The Ryzen 9 features 12 cores allied to 24 threads and a 105W TDP. These are capable of a base frequency of 3.8GHz and max boost of 4.6GHz. To highlight the generational leap, AMD alleges an IPC boost of 15%. Total cache measures in at 70MB and the CPU includes the brand new X570 chip whose main allure is PCIe 4.0 lane compatibility.
In keeping with the tradition of slashing prices in comparison to direct competitor Intel, the Ryzen 9 will retail at a comparatively affordable $499.00 and ships from July 7th onward.
With the "world's 1st 12-core gaming CPU" tagline, the Ryzen 9 is sure to give the Intel equivalent i9 9920X a run for its money claiming a 14% increase in single-thread performance and 6% multi-thread performance.
Alongside the Ryzen 9, AMD also unveiled the Ryzen 7 3800X (8 core, 16 threads, 3.8GHZ base, 4.5Ghz boost, $399.00) and Ryzen 7 3700X (8 core, 16 threads, 3.6GHz, 4.4 GHz boost, $329.00) geared towards desktop gaming rigs.

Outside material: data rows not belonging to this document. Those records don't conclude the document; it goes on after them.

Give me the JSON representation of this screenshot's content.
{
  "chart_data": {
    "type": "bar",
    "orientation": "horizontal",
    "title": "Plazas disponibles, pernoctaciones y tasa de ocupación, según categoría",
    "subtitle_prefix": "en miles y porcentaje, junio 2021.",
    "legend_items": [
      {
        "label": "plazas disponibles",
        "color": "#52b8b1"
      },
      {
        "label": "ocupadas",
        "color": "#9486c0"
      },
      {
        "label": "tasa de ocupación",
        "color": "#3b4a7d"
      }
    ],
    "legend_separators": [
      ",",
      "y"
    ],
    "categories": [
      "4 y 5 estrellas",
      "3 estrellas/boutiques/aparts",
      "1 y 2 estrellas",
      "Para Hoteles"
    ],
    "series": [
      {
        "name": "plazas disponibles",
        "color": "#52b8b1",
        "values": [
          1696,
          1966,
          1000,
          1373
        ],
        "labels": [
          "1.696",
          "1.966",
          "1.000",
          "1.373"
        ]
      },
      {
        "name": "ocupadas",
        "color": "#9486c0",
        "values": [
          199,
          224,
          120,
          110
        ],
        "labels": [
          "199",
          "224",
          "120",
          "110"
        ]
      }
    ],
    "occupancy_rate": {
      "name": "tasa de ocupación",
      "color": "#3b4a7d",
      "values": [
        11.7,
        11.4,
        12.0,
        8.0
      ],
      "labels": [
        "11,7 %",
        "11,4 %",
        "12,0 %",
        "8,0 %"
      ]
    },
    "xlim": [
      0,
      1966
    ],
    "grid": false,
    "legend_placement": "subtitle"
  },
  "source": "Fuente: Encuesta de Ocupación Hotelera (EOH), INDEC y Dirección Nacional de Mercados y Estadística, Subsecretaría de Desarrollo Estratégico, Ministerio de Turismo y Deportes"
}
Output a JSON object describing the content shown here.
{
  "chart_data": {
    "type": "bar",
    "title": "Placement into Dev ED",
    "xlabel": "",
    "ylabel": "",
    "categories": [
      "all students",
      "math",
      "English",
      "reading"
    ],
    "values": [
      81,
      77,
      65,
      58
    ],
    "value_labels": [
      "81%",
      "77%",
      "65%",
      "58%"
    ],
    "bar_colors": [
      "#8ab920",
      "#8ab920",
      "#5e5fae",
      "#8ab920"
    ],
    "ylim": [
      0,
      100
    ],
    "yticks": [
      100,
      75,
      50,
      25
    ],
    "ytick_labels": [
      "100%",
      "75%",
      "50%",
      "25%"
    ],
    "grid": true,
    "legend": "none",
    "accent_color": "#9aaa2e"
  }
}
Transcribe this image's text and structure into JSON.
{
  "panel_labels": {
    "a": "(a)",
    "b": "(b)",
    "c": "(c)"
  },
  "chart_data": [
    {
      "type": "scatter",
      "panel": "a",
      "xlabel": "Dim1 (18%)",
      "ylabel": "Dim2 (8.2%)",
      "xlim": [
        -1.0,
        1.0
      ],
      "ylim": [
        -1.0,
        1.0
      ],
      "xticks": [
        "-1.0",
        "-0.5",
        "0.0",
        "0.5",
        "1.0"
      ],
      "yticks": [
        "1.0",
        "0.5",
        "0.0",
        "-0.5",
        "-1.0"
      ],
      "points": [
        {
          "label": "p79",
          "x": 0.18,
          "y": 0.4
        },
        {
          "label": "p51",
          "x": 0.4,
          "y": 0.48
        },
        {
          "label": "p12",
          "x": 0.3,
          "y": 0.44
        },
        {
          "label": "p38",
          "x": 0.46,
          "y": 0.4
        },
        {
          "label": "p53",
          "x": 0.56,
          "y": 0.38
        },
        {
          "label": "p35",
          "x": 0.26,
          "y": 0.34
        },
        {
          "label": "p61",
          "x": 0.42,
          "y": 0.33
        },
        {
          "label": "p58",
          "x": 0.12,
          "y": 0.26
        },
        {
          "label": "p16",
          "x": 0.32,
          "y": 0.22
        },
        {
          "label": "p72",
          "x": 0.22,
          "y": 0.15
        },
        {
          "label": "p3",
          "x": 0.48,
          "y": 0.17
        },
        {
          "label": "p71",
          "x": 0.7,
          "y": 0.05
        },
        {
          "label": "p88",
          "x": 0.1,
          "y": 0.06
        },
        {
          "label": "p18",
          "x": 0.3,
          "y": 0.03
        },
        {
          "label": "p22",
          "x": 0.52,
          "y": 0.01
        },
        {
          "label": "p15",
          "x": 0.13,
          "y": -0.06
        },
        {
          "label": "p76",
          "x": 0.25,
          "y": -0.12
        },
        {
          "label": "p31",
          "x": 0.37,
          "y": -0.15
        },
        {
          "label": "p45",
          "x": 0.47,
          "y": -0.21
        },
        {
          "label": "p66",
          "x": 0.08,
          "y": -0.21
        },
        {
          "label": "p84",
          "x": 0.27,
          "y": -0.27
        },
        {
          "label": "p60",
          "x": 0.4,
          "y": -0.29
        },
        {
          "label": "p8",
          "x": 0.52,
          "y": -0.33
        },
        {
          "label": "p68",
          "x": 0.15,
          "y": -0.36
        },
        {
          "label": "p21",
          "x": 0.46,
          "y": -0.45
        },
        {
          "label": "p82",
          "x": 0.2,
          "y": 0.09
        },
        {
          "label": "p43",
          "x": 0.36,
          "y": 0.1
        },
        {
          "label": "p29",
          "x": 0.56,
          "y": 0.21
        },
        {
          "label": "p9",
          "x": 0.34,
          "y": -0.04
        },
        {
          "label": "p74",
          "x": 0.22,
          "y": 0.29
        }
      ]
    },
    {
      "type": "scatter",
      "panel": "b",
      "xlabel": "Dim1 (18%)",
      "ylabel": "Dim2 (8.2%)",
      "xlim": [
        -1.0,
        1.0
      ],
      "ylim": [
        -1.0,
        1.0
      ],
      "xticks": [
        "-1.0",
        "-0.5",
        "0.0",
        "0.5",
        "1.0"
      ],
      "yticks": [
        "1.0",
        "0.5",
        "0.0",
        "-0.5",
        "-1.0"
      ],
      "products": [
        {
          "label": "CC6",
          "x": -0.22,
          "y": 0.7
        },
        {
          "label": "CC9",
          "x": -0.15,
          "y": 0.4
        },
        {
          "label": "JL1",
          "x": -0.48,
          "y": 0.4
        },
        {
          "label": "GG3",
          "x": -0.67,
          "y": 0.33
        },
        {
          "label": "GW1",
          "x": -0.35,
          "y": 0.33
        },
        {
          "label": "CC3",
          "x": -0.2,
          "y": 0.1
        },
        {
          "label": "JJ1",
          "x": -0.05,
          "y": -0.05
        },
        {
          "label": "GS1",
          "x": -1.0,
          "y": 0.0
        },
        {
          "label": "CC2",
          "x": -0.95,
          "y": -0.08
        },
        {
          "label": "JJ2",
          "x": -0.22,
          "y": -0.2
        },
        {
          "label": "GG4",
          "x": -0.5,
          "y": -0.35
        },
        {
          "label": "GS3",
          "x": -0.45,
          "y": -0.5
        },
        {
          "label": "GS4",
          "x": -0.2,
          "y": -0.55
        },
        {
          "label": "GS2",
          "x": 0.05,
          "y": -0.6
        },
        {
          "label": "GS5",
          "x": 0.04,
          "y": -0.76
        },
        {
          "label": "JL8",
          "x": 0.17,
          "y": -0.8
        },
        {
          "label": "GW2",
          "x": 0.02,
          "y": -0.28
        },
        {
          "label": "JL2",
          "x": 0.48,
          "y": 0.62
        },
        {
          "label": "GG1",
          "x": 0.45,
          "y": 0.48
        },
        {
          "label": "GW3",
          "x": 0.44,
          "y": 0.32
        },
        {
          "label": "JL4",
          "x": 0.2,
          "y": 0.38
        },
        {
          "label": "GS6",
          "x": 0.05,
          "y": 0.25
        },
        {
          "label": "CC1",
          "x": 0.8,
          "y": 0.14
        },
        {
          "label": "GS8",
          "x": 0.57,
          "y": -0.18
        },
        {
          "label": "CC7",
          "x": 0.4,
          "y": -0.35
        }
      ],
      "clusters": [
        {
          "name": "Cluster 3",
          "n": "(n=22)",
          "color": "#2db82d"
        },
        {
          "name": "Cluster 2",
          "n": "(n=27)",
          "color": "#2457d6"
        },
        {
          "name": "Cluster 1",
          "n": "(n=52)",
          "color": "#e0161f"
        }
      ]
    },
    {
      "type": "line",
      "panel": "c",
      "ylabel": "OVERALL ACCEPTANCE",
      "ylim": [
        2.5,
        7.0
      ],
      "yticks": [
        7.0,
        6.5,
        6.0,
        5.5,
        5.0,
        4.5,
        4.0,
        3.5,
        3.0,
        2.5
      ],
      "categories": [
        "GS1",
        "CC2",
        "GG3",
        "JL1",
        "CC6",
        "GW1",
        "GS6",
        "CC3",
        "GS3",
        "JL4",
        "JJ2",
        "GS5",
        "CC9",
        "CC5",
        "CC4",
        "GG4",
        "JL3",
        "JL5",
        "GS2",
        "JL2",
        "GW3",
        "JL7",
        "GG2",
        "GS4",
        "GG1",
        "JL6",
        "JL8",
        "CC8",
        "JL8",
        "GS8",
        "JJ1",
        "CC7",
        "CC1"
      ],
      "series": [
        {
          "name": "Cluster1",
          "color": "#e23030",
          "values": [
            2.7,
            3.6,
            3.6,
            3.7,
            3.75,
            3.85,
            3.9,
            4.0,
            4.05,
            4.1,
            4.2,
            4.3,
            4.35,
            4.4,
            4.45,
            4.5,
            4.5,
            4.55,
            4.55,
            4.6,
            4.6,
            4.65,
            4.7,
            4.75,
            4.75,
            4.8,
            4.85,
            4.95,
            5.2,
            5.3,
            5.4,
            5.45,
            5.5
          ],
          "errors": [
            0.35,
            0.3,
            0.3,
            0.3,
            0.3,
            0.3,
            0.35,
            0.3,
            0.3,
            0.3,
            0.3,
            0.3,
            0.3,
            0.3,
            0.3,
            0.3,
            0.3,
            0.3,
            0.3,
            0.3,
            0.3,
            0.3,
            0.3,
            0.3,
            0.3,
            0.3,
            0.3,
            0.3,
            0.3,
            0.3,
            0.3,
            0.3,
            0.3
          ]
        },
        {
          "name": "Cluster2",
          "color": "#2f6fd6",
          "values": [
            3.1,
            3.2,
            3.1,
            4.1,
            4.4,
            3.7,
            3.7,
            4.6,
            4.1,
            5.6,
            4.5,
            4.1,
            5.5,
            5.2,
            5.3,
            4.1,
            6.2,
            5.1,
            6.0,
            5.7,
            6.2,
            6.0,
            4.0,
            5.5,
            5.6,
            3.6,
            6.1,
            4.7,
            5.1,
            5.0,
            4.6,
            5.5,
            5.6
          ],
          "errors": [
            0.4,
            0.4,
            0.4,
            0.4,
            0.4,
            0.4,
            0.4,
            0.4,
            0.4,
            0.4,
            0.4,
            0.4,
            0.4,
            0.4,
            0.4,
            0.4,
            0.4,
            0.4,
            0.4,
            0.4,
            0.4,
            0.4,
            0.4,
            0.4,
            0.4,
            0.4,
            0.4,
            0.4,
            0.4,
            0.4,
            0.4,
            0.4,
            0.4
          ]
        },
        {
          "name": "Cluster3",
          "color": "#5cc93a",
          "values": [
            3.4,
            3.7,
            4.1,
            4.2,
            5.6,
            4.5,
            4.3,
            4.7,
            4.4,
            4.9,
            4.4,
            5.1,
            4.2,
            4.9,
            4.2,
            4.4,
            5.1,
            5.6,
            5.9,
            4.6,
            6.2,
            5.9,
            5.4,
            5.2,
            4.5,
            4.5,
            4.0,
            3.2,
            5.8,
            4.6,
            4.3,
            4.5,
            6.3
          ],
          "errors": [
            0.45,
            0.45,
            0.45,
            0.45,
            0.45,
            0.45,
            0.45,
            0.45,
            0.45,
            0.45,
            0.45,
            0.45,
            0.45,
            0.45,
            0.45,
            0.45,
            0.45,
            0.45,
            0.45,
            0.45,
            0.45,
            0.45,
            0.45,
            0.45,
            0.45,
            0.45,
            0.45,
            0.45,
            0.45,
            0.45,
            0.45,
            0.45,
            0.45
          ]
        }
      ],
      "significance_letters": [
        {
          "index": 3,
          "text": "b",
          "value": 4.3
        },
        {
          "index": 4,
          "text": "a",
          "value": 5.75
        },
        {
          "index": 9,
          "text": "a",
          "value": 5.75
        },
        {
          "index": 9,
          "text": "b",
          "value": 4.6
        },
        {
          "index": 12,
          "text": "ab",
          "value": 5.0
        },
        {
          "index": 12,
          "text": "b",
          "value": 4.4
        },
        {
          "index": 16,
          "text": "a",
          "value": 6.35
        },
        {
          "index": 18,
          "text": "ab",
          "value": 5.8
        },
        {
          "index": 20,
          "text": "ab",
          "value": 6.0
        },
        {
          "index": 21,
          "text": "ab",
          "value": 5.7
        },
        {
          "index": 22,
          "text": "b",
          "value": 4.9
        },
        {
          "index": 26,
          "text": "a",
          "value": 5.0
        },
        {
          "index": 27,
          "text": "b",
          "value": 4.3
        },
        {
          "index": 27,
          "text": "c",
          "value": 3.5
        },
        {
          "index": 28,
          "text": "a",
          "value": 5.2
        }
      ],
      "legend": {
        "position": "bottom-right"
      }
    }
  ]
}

Lower budget alternatives were also shown some love with the new Ryzen 5 3600X (6 core, 12 threads, 3.8GHz base, 4.4GHz boost, $249.00) and Ryzen 5 3600 (6 core, 12 threads, 3.6GHz base, 4.2 GHz boost, $199.00).
All these use Zen 2 cores that have an average 13% IPC uplift from the previous gen, two times the cache size, and two times the floating point. Showcased benchmarks placed each of these above their direct Intel competitor, but as always a degree of skepticism is best as manufacturers often pick and choose results to suit their needs.
AMD signaled that no less than fifty motherboards and a handful of PCIe 4.0 SSDs from a variety of heavy hitter manufacturers, including MSI and ASUS among others, were set to be 3rd-gen Ryzen compatible.